1. Provide an Individualized Career Pathway
Creating a career pathway for each employee reinforces that they’re in control of their futures. Aim to tie certain job milestones to positive outcomes like new titles or higher pay.
Company leaders should consider offering the career pathway in an easily accessible format so people can refer to it frequently or make notes for themselves while progressing.
Employees may find that career growth transparency motivates them to pursue more personal growth, too. People must identify the importance of specific milestones. While doing so, they’ll likely find significant overlap between career and non-work-related milestones.
2. Schedule Frequent Check-In Sessions
Many employees only receive supervisor input about severe errors or during annual reviews. However, people who get sporadic feedback can’t course-correct to fix problems as effectively.

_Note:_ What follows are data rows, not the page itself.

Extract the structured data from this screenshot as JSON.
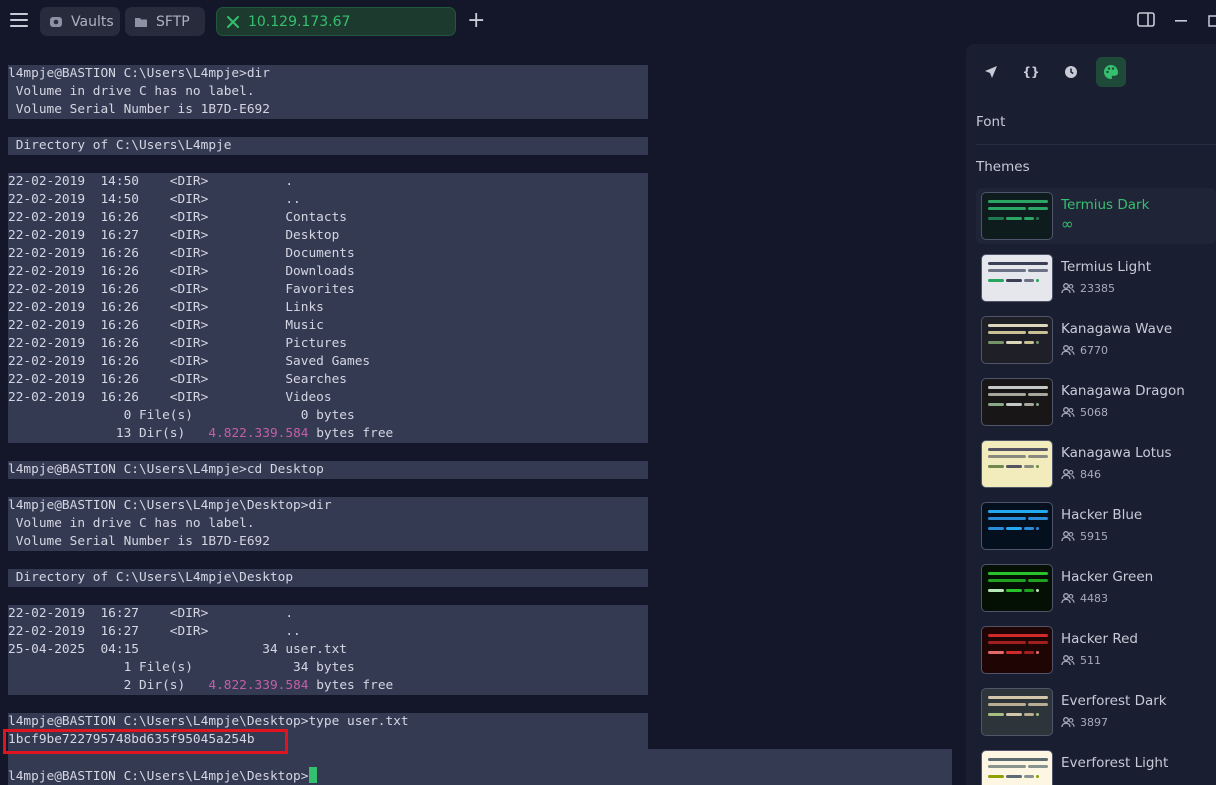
{
  "tabs": [
    {
      "label": "Vaults",
      "icon": "vault-icon"
    },
    {
      "label": "SFTP",
      "icon": "folder-icon"
    },
    {
      "label": "10.129.173.67",
      "icon": "close-icon"
    }
  ],
  "terminal": {
    "lines": [
      {
        "t": "l4mpje@BASTION C:\\Users\\L4mpje>dir",
        "hl": 1
      },
      {
        "t": " Volume in drive C has no label.",
        "hl": 1
      },
      {
        "t": " Volume Serial Number is 1B7D-E692",
        "hl": 1
      },
      {
        "t": "",
        "hl": 0
      },
      {
        "t": " Directory of C:\\Users\\L4mpje",
        "hl": 1
      },
      {
        "t": "",
        "hl": 0
      },
      {
        "t": "22-02-2019  14:50    <DIR>          .",
        "hl": 1
      },
      {
        "t": "22-02-2019  14:50    <DIR>          ..",
        "hl": 1
      },
      {
        "t": "22-02-2019  16:26    <DIR>          Contacts",
        "hl": 1
      },
      {
        "t": "22-02-2019  16:27    <DIR>          Desktop",
        "hl": 1
      },
      {
        "t": "22-02-2019  16:26    <DIR>          Documents",
        "hl": 1
      },
      {
        "t": "22-02-2019  16:26    <DIR>          Downloads",
        "hl": 1
      },
      {
        "t": "22-02-2019  16:26    <DIR>          Favorites",
        "hl": 1
      },
      {
        "t": "22-02-2019  16:26    <DIR>          Links",
        "hl": 1
      },
      {
        "t": "22-02-2019  16:26    <DIR>          Music",
        "hl": 1
      },
      {
        "t": "22-02-2019  16:26    <DIR>          Pictures",
        "hl": 1
      },
      {
        "t": "22-02-2019  16:26    <DIR>          Saved Games",
        "hl": 1
      },
      {
        "t": "22-02-2019  16:26    <DIR>          Searches",
        "hl": 1
      },
      {
        "t": "22-02-2019  16:26    <DIR>          Videos",
        "hl": 1
      },
      {
        "t": "               0 File(s)              0 bytes",
        "hl": 1
      },
      {
        "t": "              13 Dir(s)   ",
        "m": "4.822.339.584",
        "post": " bytes free",
        "hl": 1
      },
      {
        "t": "",
        "hl": 0
      },
      {
        "t": "l4mpje@BASTION C:\\Users\\L4mpje>cd Desktop",
        "hl": 1
      },
      {
        "t": "",
        "hl": 0
      },
      {
        "t": "l4mpje@BASTION C:\\Users\\L4mpje\\Desktop>dir",
        "hl": 1
      },
      {
        "t": " Volume in drive C has no label.",
        "hl": 1
      },
      {
        "t": " Volume Serial Number is 1B7D-E692",
        "hl": 1
      },
      {
        "t": "",
        "hl": 0
      },
      {
        "t": " Directory of C:\\Users\\L4mpje\\Desktop",
        "hl": 1
      },
      {
        "t": "",
        "hl": 0
      },
      {
        "t": "22-02-2019  16:27    <DIR>          .",
        "hl": 1
      },
      {
        "t": "22-02-2019  16:27    <DIR>          ..",
        "hl": 1
      },
      {
        "t": "25-04-2025  04:15                34 user.txt",
        "hl": 1
      },
      {
        "t": "               1 File(s)             34 bytes",
        "hl": 1
      },
      {
        "t": "               2 Dir(s)   ",
        "m": "4.822.339.584",
        "post": " bytes free",
        "hl": 1
      },
      {
        "t": "",
        "hl": 0
      },
      {
        "t": "l4mpje@BASTION C:\\Users\\L4mpje\\Desktop>type user.txt",
        "hl": 1
      },
      {
        "t": "1bcf9be722795748bd635f95045a254b",
        "hl": 1
      },
      {
        "t": "",
        "hl": 2
      },
      {
        "t": "l4mpje@BASTION C:\\Users\\L4mpje\\Desktop>",
        "hl": 2,
        "cursor": true
      }
    ]
  },
  "panel": {
    "font_title": "Font",
    "themes_title": "Themes",
    "themes": [
      {
        "name": "Termius Dark",
        "count": "∞",
        "selected": true,
        "bg": "#0f1c1d",
        "c1": "#2aa765",
        "c2": "#2aa765",
        "c3": "#1f7a52"
      },
      {
        "name": "Termius Light",
        "count": "23385",
        "bg": "#e6e7ec",
        "c1": "#3a3f55",
        "c2": "#6c7186",
        "c3": "#25a55d"
      },
      {
        "name": "Kanagawa Wave",
        "count": "6770",
        "bg": "#1f1f28",
        "c1": "#dcd7ba",
        "c2": "#c8c093",
        "c3": "#76946a"
      },
      {
        "name": "Kanagawa Dragon",
        "count": "5068",
        "bg": "#181616",
        "c1": "#c5c9c5",
        "c2": "#a6a69c",
        "c3": "#87a987"
      },
      {
        "name": "Kanagawa Lotus",
        "count": "846",
        "bg": "#f2ecbc",
        "c1": "#545464",
        "c2": "#8a8980",
        "c3": "#6f894e"
      },
      {
        "name": "Hacker Blue",
        "count": "5915",
        "bg": "#05101e",
        "c1": "#22a9f2",
        "c2": "#2a8bd8",
        "c3": "#2a8bd8"
      },
      {
        "name": "Hacker Green",
        "count": "4483",
        "bg": "#051005",
        "c1": "#28c22a",
        "c2": "#1fa21f",
        "c3": "#b9e6b9"
      },
      {
        "name": "Hacker Red",
        "count": "511",
        "bg": "#200505",
        "c1": "#d22a2a",
        "c2": "#a21f1f",
        "c3": "#e66a6a"
      },
      {
        "name": "Everforest Dark",
        "count": "3897",
        "bg": "#2d353b",
        "c1": "#d3c6aa",
        "c2": "#b8ad92",
        "c3": "#a7c080"
      },
      {
        "name": "Everforest Light",
        "count": "",
        "bg": "#fdf6e3",
        "c1": "#5c6a72",
        "c2": "#8a948f",
        "c3": "#8da101"
      }
    ]
  }
}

Having ongoing supervisor-employee check-ins allows the worker to know what’s going well and where room for improvement exists. They can also bring up any questions or concerns.

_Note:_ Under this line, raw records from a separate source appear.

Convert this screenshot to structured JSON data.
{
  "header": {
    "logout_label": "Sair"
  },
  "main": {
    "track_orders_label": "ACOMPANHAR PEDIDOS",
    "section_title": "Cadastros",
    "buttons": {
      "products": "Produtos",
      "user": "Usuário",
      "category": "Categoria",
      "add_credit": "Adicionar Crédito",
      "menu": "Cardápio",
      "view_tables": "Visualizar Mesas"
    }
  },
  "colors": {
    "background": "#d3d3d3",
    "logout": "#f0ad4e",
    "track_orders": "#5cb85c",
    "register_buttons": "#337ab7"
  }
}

3. Offer Remote Work Opportunities When Feasible
Some people quickly turn down roles that require long commutes or rigid schedules, especially when they have family commitments or lack reliable transportation. That may mean a company misses out on top-tier talent.
Giving people chances to work remotely removes many barriers. It also shows that a company trusts employees to stay productive with limited oversight.
4. Encourage Employees to Embrace Change
Change is necessary for helping employees grow, but many people fear or dread it. A company’s culture should ideally urge employees to view it positively.
When they do, they’ll be better equipped to take control of their careers, even if that means changing their processes or priorities. Having an open-door policy that allows people to voice their concerns about upcoming changes is a proactive step in creating a more democratized workplace.
5. Recognize the Small Victories
A democratic workplace involves recognizing excellent work, even with seemingly minor progress. Doing this shows employees that superiors notice and value their contributions. This makes team members more likely to feel engaged and excited about their jobs.
Having a system where all employees can submit praise for their fellow workers is a great way to boost morale. Company leaders might also urge workers to detail how the outstanding contributions they see reflect the organization’s values.
6. Show Flexibility When Hiring People
Democratizing talent also means eliminating strict hiring requirements. For example, many companies—particularly in the tech sector—no longer require candidates to have college degrees. Possessing equivalent qualifications is often enough.
Flexibility could also come into play if a person lacks experience in a specific skill but shows an obvious willingness to learn. People in a democratized workforce strive to see the whole individual rather than making sure someone fits into tight parameters.
7. Understand the Ripple Effects of a More Diverse Workforce
When prioritizing talent democratization, business leaders should also remember how emphasizing diversity brings benefits spanning beyond a workplace. Researchers recently explored creating more diverse lab meetings among scientists. Part of the effort involved coming up with 10 principles, including one to recognize bias.
One conclusion was that creating more diversity in the lab caused positive changes in the scientific community and the world at large. The same thing could happen in any workplace or industry when leaders count diversity and inclusion among an organization’s guiding values.
Talent Democratization Makes Sense
Talent democratization makes companies stronger, more adaptable to changes and consistently able to attract outstanding employees. Doing it well takes time and effort, but it’ll pay off, and these suggestions will help.